Union bancaire et vœux pieux

Tout semble indiquer toutefois que les autorités, politiques et monétaires, ont renoncé à l’espoir raisonnable d’éviter le pire. En abandonnant toute responsabilité aux gouvernements eux-mêmes, la BCE ne laisse à ces derniers que l’espérance du retour bienfaisant de la croissance. Pas de chance, car au même moment étaient publiées les statistiques du trimestre écoulé : la stagnation, après une baisse du PIB de 0,3% au trimestre précédent. Mais dès lors que le chiffre n’est pas négatif, l’Europe n’est pas formellement en récession : la rhétorique vient au secours de la méthode Coué.
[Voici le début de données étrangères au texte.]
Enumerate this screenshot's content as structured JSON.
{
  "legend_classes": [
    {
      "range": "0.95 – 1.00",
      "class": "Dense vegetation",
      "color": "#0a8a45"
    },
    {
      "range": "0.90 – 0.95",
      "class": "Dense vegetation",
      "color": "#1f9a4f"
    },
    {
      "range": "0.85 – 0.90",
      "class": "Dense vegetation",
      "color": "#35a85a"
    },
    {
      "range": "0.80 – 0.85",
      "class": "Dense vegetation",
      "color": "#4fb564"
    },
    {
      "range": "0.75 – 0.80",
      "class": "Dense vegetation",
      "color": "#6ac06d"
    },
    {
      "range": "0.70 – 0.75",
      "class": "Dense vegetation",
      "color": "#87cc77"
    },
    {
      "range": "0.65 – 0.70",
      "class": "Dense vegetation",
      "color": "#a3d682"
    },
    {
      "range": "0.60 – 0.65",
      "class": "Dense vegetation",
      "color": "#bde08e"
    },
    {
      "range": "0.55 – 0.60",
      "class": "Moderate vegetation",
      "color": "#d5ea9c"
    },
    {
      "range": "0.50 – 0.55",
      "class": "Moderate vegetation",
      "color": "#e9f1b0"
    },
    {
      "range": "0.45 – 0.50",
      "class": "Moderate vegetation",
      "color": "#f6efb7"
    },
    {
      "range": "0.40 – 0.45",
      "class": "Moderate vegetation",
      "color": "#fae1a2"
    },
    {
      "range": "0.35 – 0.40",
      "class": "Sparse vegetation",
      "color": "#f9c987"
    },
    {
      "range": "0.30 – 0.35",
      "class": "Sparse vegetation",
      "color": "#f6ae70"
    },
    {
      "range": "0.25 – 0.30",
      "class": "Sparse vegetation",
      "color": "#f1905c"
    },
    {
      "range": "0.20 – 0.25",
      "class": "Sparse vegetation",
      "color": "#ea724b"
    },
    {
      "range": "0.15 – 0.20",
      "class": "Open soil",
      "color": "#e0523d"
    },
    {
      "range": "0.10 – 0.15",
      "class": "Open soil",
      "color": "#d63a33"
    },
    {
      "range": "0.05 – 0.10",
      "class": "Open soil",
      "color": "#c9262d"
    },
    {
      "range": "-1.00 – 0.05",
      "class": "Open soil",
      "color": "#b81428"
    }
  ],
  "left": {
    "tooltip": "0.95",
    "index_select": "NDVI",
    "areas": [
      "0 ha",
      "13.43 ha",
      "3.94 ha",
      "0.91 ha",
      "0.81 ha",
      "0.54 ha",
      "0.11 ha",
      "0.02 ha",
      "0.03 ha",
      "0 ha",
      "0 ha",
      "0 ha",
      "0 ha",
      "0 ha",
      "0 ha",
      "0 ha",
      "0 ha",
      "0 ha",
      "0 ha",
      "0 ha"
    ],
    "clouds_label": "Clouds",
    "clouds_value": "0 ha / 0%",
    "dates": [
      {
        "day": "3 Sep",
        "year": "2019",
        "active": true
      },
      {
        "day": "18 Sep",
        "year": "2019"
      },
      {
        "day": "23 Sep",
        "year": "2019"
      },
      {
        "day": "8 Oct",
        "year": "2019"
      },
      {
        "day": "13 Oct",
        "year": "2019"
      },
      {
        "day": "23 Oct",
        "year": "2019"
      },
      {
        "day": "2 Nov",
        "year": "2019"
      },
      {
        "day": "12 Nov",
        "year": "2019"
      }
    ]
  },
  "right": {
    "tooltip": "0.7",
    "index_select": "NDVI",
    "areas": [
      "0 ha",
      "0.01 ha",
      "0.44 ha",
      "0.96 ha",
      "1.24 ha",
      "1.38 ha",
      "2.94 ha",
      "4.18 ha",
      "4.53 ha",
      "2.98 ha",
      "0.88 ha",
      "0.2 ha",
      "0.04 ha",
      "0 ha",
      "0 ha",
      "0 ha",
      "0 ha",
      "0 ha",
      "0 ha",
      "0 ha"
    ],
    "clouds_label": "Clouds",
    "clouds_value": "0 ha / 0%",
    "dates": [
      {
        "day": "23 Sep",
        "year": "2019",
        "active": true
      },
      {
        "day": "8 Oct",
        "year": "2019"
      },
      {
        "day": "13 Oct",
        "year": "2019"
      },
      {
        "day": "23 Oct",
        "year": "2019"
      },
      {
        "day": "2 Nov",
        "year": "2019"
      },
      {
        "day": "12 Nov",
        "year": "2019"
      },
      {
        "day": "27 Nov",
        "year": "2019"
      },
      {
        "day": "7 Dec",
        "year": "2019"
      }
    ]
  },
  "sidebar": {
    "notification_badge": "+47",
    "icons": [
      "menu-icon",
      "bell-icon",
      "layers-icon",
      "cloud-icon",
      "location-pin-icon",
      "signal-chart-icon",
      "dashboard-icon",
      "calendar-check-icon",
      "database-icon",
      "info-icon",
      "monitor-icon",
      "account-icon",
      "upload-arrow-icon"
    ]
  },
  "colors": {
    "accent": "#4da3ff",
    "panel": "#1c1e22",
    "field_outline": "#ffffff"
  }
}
Les Bourses ont d’ailleurs fait montre d’un comportement surprenant : alors qu’elles attendaient de la BCE de nouvelles mesures « non conventionnelles » ou une baisse des taux directeurs, qui n’ont pas eu lieu, les cours se sont quand même envolés. Pourquoi ? Parce que l’Institut d’émission a garanti, au moins jusqu’au début de l’année prochaine, de satisfaire à livre ouvert toutes les opérations de refinancement des banques commerciales. Il y aura donc de la liquidité pour chauffer les marchés, faute de contribuer à la hausse de l’activité. Car même Draghi l’admet : rien ne prouve que les 1 000 milliards accordés aux banques aient servi à l’économie réelle…

Que penser dans ces conditions de l’initiative relayée par le commissaire aux Services financiers, le Français Michel Barnier, visant à « casser le lien entre les crises bancaires et les finances publiques » ? Le projet s’inscrit dans la perspective déjà abordée de « l’union bancaire » avec un mécanisme commun de garantie des dépôts (qui fait déjà horreur à l’Allemagne). Les autorités compétentes auraient la main, en cas de difficultés d’une banque, pour opérer son haut de bilan en annulant ou diluant les actions, en réduisant les créances ou en les transformant en actions. Une pratique joliment baptisée « bail-in », pour signifier une recapitalisation de l’intérieur, par opposition au bail-out, dans lequel l’Etat vient à la rescousse avec l’argent du contribuable. Voilà une proposition conforme à la fois à la morale et au bon sens. Pour financer le système, les banques seraient tenues d’alimenter un fonds de garantie qui devra contenir… 1% des dépôts à l’échéance de… dix ans ! Le tout devant permettre une mise en route du dispositif dès… 2018. Si tôt ? On ne voudrait pas se montrer désobligeant, Monsieur le Commissaire. Mais sur la base du fonctionnement actuel, il ne devrait pas rester beaucoup de banques debout en 2018.